Milan Mandaric said he was worth more than £100 million at the time and paid £55 million in taxes over six years.
He said accusations of tax dodging are "sad, unfair and an insult'' to his family, his associates and "even some of those supporters''.
Mandaric told Southwark Crown Court in London: "It is a very sad situation that I have to answer that because in business, running public companies with thousands of shareholders, being a major investor in US banks where you have to go through rigorous, fit-and-proper person test, being part of investment fund over there, I started in a hard way and made enough money to support my love of football.
"Never, ever in my mind was coming the idea that I could get rich evading money. I did not even know what the word meant. I did not cheat anyone.''
He said "not in a million years'' would he have paid £189,000 into the account to avoid taxes. "I paid £55 million income taxes for six years,'' he added.
Mandaric said he and Redknapp were now friends again after their "divorce'' when Redknapp joined Portsmouth's rivals Southampton.
He claimed the payments at the centre of tax-dodging allegations were previously "not a major factor in my life''.
Mandaric said: "I was a busy man, I was travelling'' when letters were sent between lawyers about the money in Redknapp's Monaco account. "I didn't put it as my number one priority, basically,'' he added.
He also said Rob Beasley, a News of the World sports reporter, had tried to "debalance me'' in asking him questions about the account.
Mandaric told jurors he underestimated the abilities of Peter Crouch when Redknapp signed the striker at Portsmouth. "So the big, tall guy didn't look like a footballer,'' Mandaric said.
Mandaric said he told Redknapp: "If this is the best you can do, you will end up paying me money.''
England striker Crouch was eventually sold to Aston Villa for a £3 million profit, triggering a bonus for Redknapp in his contract.
As an inquiry was launched into the Monaco account, Mandaric's lawyer sent a letter to Redknapp's solicitor asking for the money to be returned, the court heard.
The former Portsmouth chairman said: "It was not that I needed this to come back immediately. Eventually I would get the money back.''
He added that "it was more important that we were going in the right direction'' at Portsmouth and as friends.

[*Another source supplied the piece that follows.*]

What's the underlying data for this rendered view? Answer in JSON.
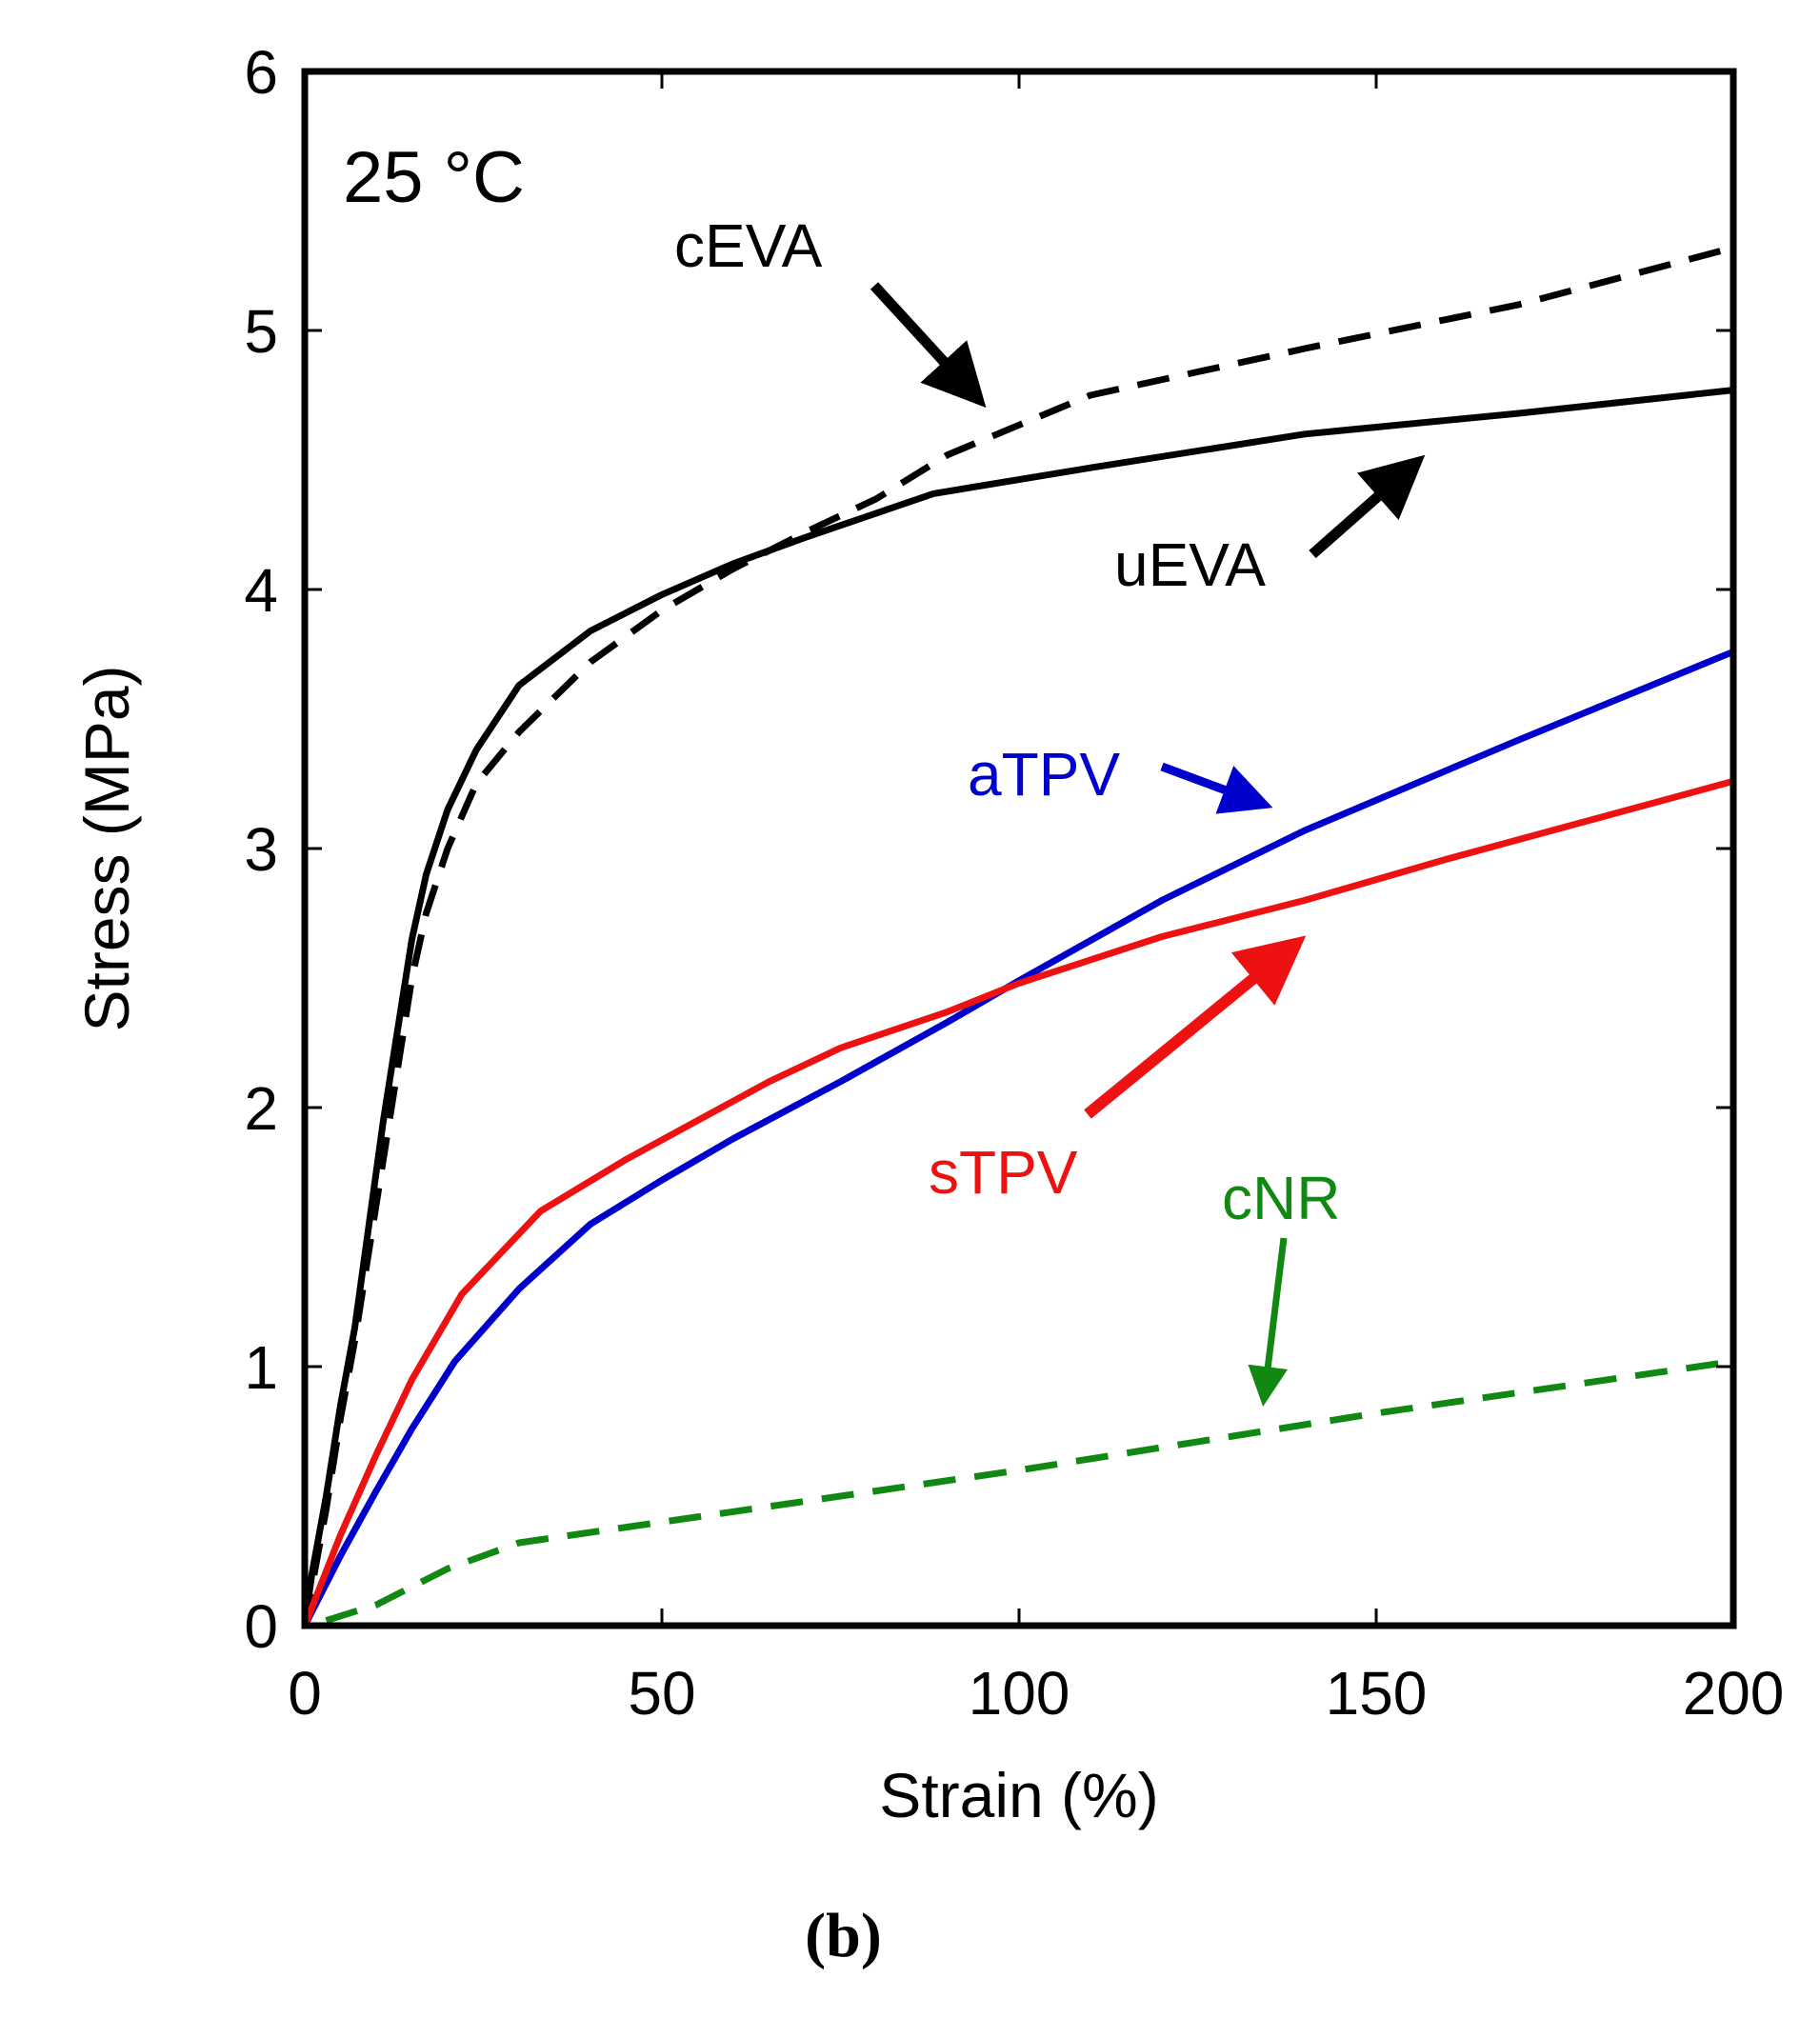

"I really was not in favour of this letter, it was between Harry and me,'' Mandaric said. I didn't press with him. To me it was most important that we get back on the track ... this was not a major factor in my life.''
Mandaric added: "As of today, we are the same friends as we were before 2004.''
Lord Macdonald QC questioned Mandaric about reports that Redknapp was earning £4.2 million a year.
Mandaric said the reports were incorrect, adding: "That would be the full value of his contract over three years.''
Both Redknapp, 64, of Poole, Dorset, and Mandaric, 73, from Oadby, Leicestershire, deny two counts of cheating the public revenue when Redknapp was manager of Portsmouth Football Club.
The first charge of cheating the public revenue alleges that between April 1 2002 and November 28 2007 Mandaric paid 145,000 US dollars (£93,100) into the account.
The second charge for the same offence relates to a sum of 150,000 US dollars (£96,300) allegedly paid between May 1 2004 and November 28 2007.
Redknapp "has a tendency to moan'', Mandaric said. The chairman described how the pair quibbled over whether the manager was owed a 5% or 10% bonus on the Crouch sale.
"He has a tendency to moan, to be unhappy, to find something,'' Mandaric said.
Mandaric repeatedly denied that the Monaco account was anything to do with Portsmouth. "The club had the money,'' he said. "The club could have paid him.''
When asked if he thought it "unusual'' that Redknapp had named the account after his dog, Rosie, Mandaric said he had met the pet several times. "I do not see anything unusual,'' he added.